Reputation: 1885
Right now I am working on a python script to parse the My Clippings file generated by kindles when someone highlights, takes a note, or bookmarks. I am using regex to collect the data from the file, then I plan on storing it in a sqlite database. Right now though, I am having trouble matching the line that contains the title of the book and possibly an author.

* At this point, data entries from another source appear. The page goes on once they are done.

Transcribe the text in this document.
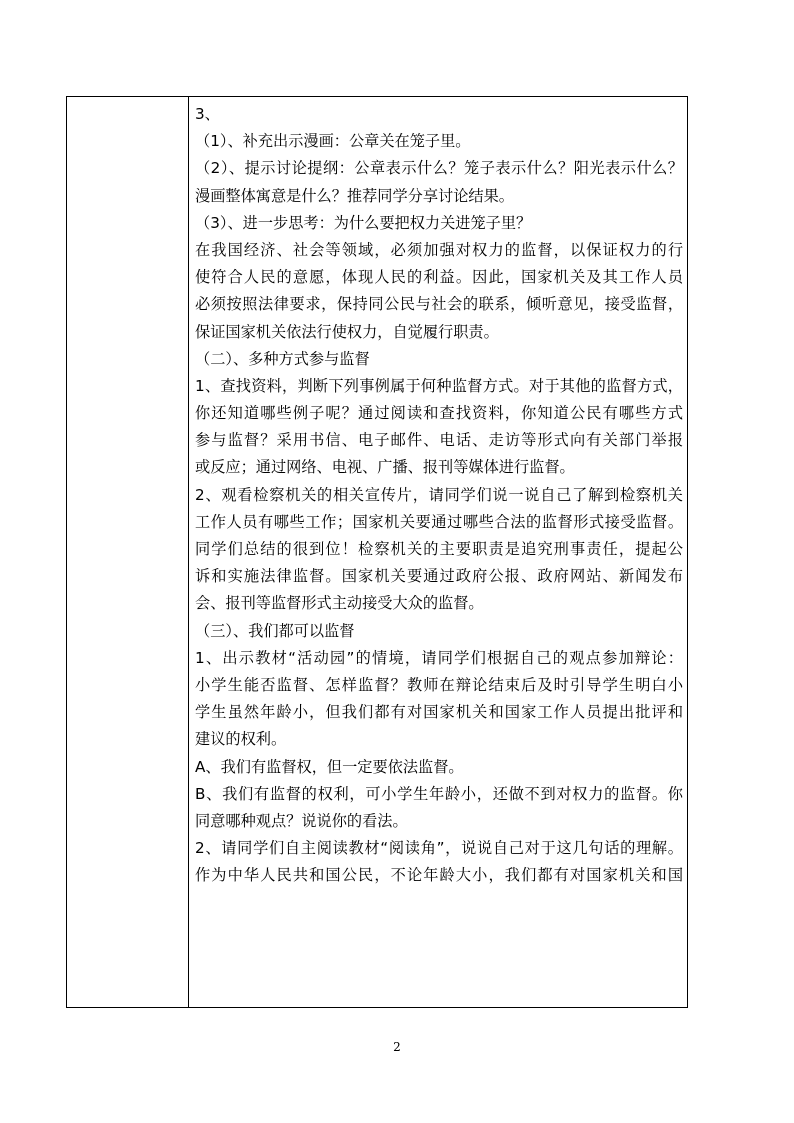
3、
（1）、补充出示漫画：公章关在笼子里。
（2）、提示讨论提纲：公章表示什么？笼子表示什么？阳光表示什么？
漫画整体寓意是什么？推荐同学分享讨论结果。
（3）、进一步思考：为什么要把权力关进笼子里？
在我国经济、社会等领域，必须加强对权力的监督，以保证权力的行
使符合人民的意愿，体现人民的利益。因此，国家机关及其工作人员
必须按照法律要求，保持同公民与社会的联系，倾听意见，接受监督，
保证国家机关依法行使权力，自觉履行职责。
（二）、多种方式参与监督
1、查找资料，判断下列事例属于何种监督方式。对于其他的监督方式，
你还知道哪些例子呢？通过阅读和查找资料，你知道公民有哪些方式
参与监督？采用书信、电子邮件、电话、走访等形式向有关部门举报
或反应；通过网络、电视、广播、报刊等媒体进行监督。
2、观看检察机关的相关宣传片，请同学们说一说自己了解到检察机关
工作人员有哪些工作；国家机关要通过哪些合法的监督形式接受监督。
同学们总结的很到位！检察机关的主要职责是追究刑事责任，提起公
诉和实施法律监督。国家机关要通过政府公报、政府网站、新闻发布
会、报刊等监督形式主动接受大众的监督。
（三）、我们都可以监督
1、出示教材“活动园”的情境，请同学们根据自己的观点参加辩论：
小学生能否监督、怎样监督？教师在辩论结束后及时引导学生明白小
学生虽然年龄小，但我们都有对国家机关和国家工作人员提出批评和
建议的权利。
A、我们有监督权，但一定要依法监督。
B、我们有监督的权利，可小学生年龄小，还做不到对权力的监督。你
同意哪种观点？说说你的看法。
2、请同学们自主阅读教材“阅读角”，说说自己对于这几句话的理解。
作为中华人民共和国公民，不论年龄大小，我们都有对国家机关和国
2
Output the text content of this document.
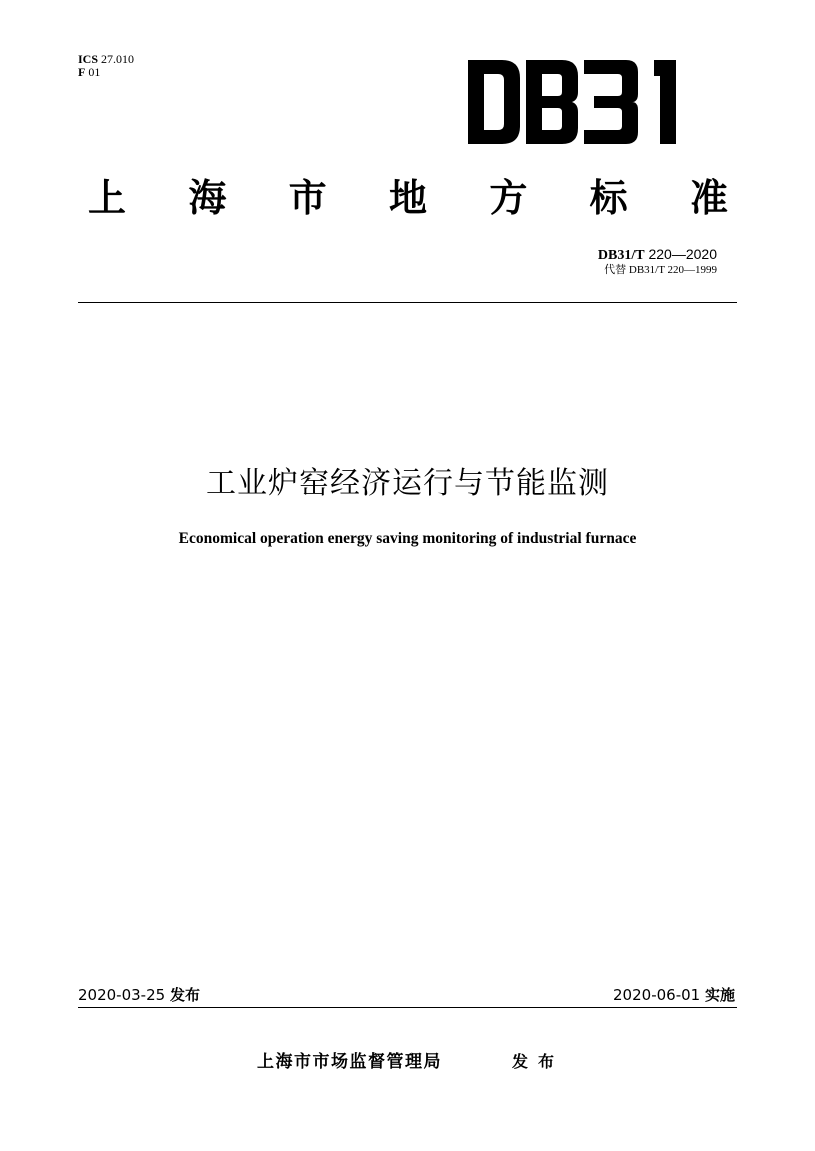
ICS 27.010
F 01
上 海 市 地 方 标 准
DB31/T 220—2020
代替 DB31/T 220—1999
工业炉窑经济运行与节能监测
Economical operation energy saving monitoring of industrial furnace
2020-03-25 发布	2020-06-01 实施
上海市市场监督管理局	发布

There are three possibilities for this line. They can be in the format:
Title (Last, First)
Title (Author)
Title
What I want is for the regex to capture the title, and whatever is in the ending parenthesis if it exists, otherwise capture a blank string. So for example, I want the regex here to give me the results:
('Title', 'Last, First')
('Title', 'Author')
('Title', '')
Right now I managed to do a regex that captures the parenthesis, but not the titles without authors. Here is what I have now:
(.+) (?:\((.+)\)(?:\n|\Z))*
The only issue is that it requires that the line ends with an author, and if I give it an option to accept a blank string, it finds that the entire line is the title without an author. i.e.
('Title (Last, First)', '')
('Title (Author)', '')
('Title', '')
Upvotes: 2
Views: 955
Reputation: 28305
Here's my version, which is very similar to Jerry's, but perhaps a little safer:
(\w+?)(?:\s?\(([\w,\s]*)\))?$
This covers a few more cases such as indentation, missing a space before the brackets, and empty brackets.
Here's a demo: http://www.rubular.com/r/8C1pireOwV
Upvotes: 1
Reputation: 7944
With a file like:
Title (Last, First)
Title (Author)
Title
Title ()
Title ()
The Title (Bob, Jones)
The following:
import re
matches = []
with open('file.txt') as f:
for line in f:
matches.append(re.match(r'^\s*([\w\s]+) \(?(.*?)\)?$',line).groups())
for m in matches:
print m
('Title', 'Last, First')
('Title', 'Author')
('Title', '')
('Title', '')
('Title', '')
('The Title', 'Bob, Jones')
>>>
Will produce your desired result.
Upvotes: 1
Reputation: 71538
If you try to match line by line, you can use this regex:
^(.+?)(?: \((.+)\))?$
I added the start of line anchor and end of line anchor, then put the space in the first non-capturing group, so that the title without any other details can be captured. I changed the *
operator to ?
, since I don't think you'll have more than one pair of brackets. Change if you think you do have more.
I removed the second non capturing group as the end of line anchor will ensure it's the end of the line.
Demo here.
Upvotes: 1